Posted by admin at 01:03 AM | Comments (0)

January 09, 2006

Openness + the Disclosure Debate

While we're on the subject of database security, I'll also point out that the Voyager Worm vulnerability was released under Full Disclosure which , rather than trying to provide code through support channels and hoping it gets fixed quickly, presents the code to the world, hopefully encouraging the software company to fix the problem quickly. The opposite of such an open tactic is what security professionals call security through obscurity. If you take the perspective of the vendor, they argue that code released will find it's way into the hands of malicious hackers. If you see the security professionals perspective, they would argue that such code would get to malicious folks anyway, and without full disclosure the vendor has much less incentive to fix the problem.

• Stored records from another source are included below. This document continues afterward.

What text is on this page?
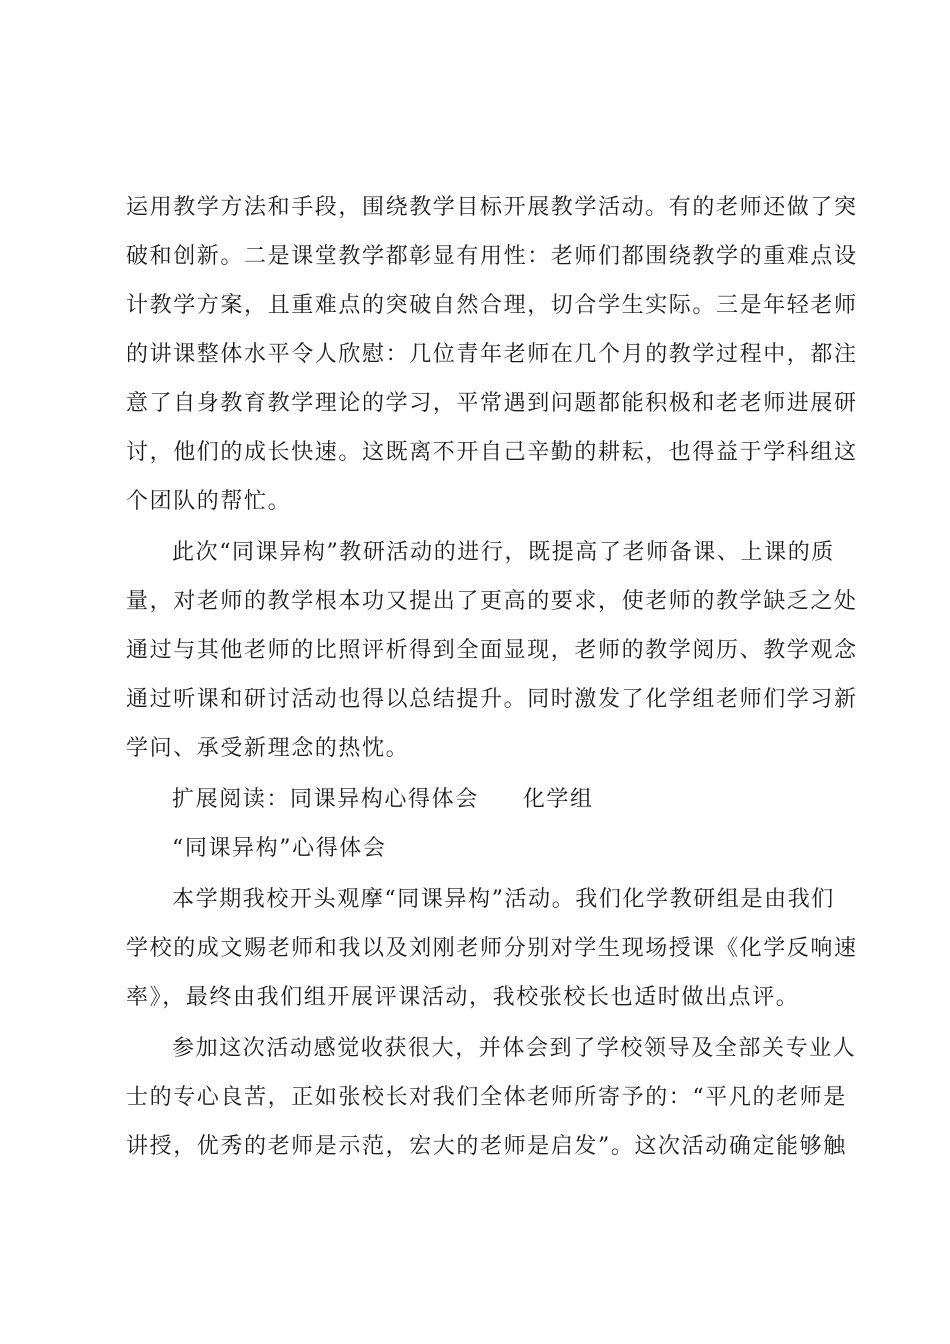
运用教学方法和手段，围绕教学目标开展教学活动。有的老师还做了突
破和创新。二是课堂教学都彰显有用性：老师们都围绕教学的重难点设
计教学方案，且重难点的突破自然合理，切合学生实际。三是年轻老师
的讲课整体水平令人欣慰：几位青年老师在几个月的教学过程中，都注
意了自身教育教学理论的学习，平常遇到问题都能积极和老老师进展研
讨，他们的成长快速。这既离不开自己辛勤的耕耘，也得益于学科组这
个团队的帮忙。
此次“同课异构”教研活动的进行，既提高了老师备课、上课的质
量，对老师的教学根本功又提出了更高的要求，使老师的教学缺乏之处
通过与其他老师的比照评析得到全面显现，老师的教学阅历、教学观念
通过听课和研讨活动也得以总结提升。同时激发了化学组老师们学习新
学问、承受新理念的热忱。
扩展阅读：同课异构心得体会 化学组
“同课异构”心得体会
本学期我校开头观摩“同课异构”活动。我们化学教研组是由我们
学校的成文赐老师和我以及刘刚老师分别对学生现场授课《化学反响速
率》，最终由我们组开展评课活动，我校张校长也适时做出点评。
参加这次活动感觉收获很大，并体会到了学校领导及全部关专业人
士的专心良苦，正如张校长对我们全体老师所寄予的：“平凡的老师是
讲授，优秀的老师是示范，宏大的老师是启发”。这次活动确定能够触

Another interesting side of the question though is that disclosure of a serious security flaw can provide powerful advertising for a security firm. Brian Martin at The Age discusses this debate in further detail.

Posted by admin at 04:38 AM | Comments (0)

Voyager Worm Mutates

The Oracle Voyager worm has been all over the news and blogs lately. It's recently undergone an update, which takes it one step closer to becoming every DBAs problem child.


Traditionally enterprises have taken the perspective that security in the database is mainly an issue of protecting the right and wrong internal folks from seeing what they should, and not touching what they shouldn't. But with SQL Injection techniques, websites are turning up hidden information inside of databases formerly thought secure, and DBAs are taking notice.


The worm is just the latest and most ominous face on database security, shining the light on the seriousness of the issue.